Design Dimension	Sample No.	Reading	Difference	Measuring Tools
3.2	1	3.23	0.03	Vernier Caliper
	2	3.23	0.03	Vernier Caliper
	3	3.24	0.04	Vernier Caliper
	4	3.33	0.13	Vernier Caliper
	5	3.33	0.13	Vernier Caliper
	6	3.36	0.16	Vernier Caliper
	7	3.17	0.03	Vernier Caliper
	8	3.19	0.01	Vernier Caliper
	9	3.2	0	Vernier Caliper

. The difference between the measured length and the design dimension of 20 mm ranges from 0.18 mm to 0.64 mm. Similarly, for the thickness (design dimension of 3.2 mm), the difference ranges from 0.01 mm to 0.16 mm. These measurements were obtained using Vernier calipers, ensuring precise evaluation of dimensional variations.

The results demonstrate that the length of the printed parts deviated by a percentage ranging from 0.9% to 3.2%, while the thickness exhibited a higher variation, ranging from 0% to 5%. These findings highlight that dimensional accuracy for length is relatively consistent, whereas thickness is more affected by variations. Overall, the results demonstrate that the 3D printer maintains acceptable performance for length and thickness dimensions, although further optimization may be required to minimize deviations, particularly for thickness.

The default flow rate settings of inexpensive 3D printers may not be suitable for all geometries and sizes. Road width was identified as another contributing factor to part distortion, as increasing it raises residual stress, though this factor was not controlled in the study. Despite these limitations, the Creality Ender 3 V2 demonstrated promising performance. The majority of printed parts and features stayed within a 5% difference from the defined dimensions, in comparison with the performance of other commercial desktop 3D printers evaluated in prior research [19].

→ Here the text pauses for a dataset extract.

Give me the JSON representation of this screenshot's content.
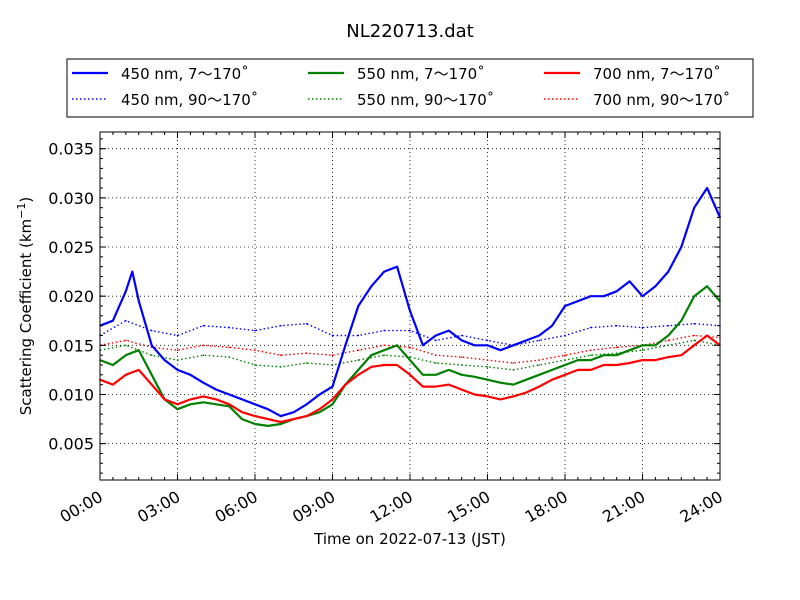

The main effects plots for length and thickness, presented in Figure 1 and Figure 2, highlight how process parameters affect dimensional accuracy. Figure 5 demonstrates that the error in length is minimized at a layer thickness of 0.12 mm, a printing speed of 60 mm/s, and a temperature of 190 °C. Among the parameters, temperature has the most significant effect on length accuracy, with the mean length increasing consistently as temperature rises.

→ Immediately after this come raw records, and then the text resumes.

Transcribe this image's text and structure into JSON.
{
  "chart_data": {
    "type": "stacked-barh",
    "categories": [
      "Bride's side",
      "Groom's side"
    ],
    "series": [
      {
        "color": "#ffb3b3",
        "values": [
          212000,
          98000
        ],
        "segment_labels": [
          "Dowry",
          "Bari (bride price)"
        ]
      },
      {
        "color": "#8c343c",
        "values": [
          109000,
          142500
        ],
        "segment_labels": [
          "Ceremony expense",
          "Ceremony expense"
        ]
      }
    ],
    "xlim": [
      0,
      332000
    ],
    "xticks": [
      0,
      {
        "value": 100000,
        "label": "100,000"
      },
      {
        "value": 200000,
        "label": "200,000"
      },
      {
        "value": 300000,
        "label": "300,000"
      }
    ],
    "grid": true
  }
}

Similarly, Figure 6 shows that the error in thickness is at its lowest at a layer thickness of 0.20 mm, a printing speed of 40 mm/s, and a temperature of 210 °C. In this case, layer thickness exerts the greatest influence, with a noticeable peak in accuracy at 0.20 mm before declining at lower values.

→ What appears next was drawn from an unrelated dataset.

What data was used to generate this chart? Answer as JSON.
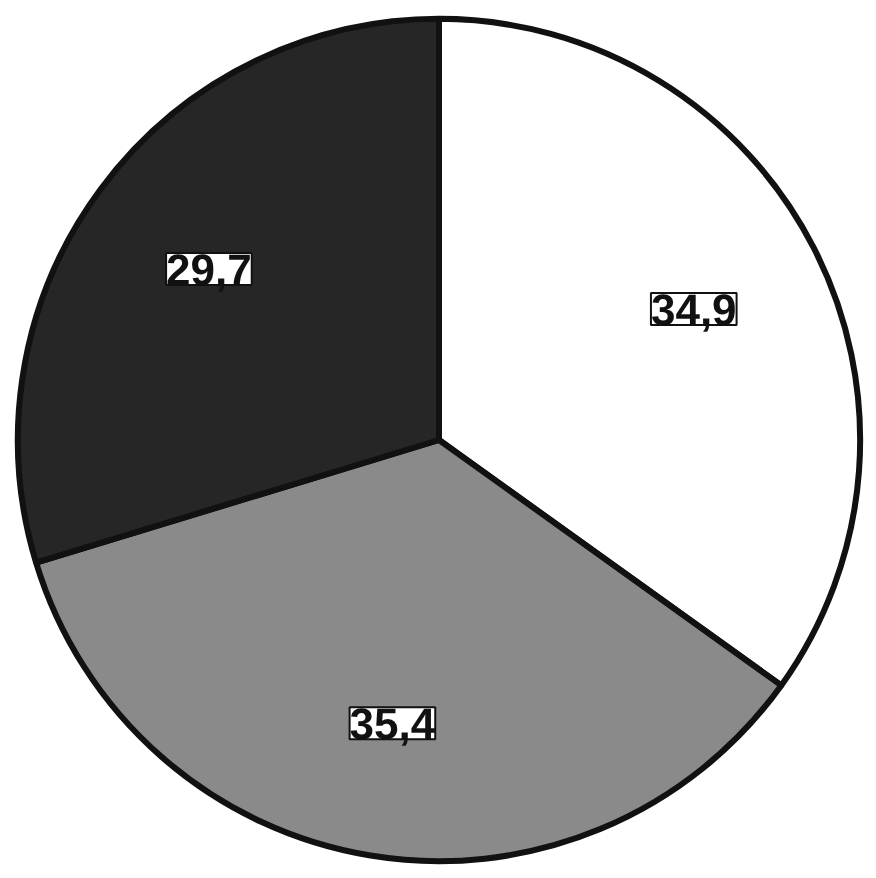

These main effects plots offer important insights into how process parameters influence dimensional accuracy, helping to pinpoint conditions that minimize deviations.

4. Conclusions

This paper studied the roughness of surfaces and the dimensional precision of PLA parts produced by Fused Deposition Modeling (FDM) technology. The main conclusions are as follows:

• Layer thickness significantly impacts surface roughness (Ra). Surfaces are smoother with a smaller layer thickness (0.12 mm) compared to thicker ones (0.2 mm).
• Printing speed and temperature also influence RA and dimensional accuracy. A lower speed (40 mm/s) gives smoother surfaces, and optimal temperatures (200 °C) improve filament bonding without increasing surface roughness.
• Dimensional Accuracy: It was confirmed that the dimensional deviations of parts using optimum parameters remain within a 5% threshold.
• Inexpensive FDM potential: FDM printers produce high-quality products by fine-tuning parameters such as layer thickness, printing speed, and temperature.

This study contributes to improving additive manufacturing by focusing on the potential of inexpensive 3D printed parts to achieve accurate and smooth products for industrial and commercial applications.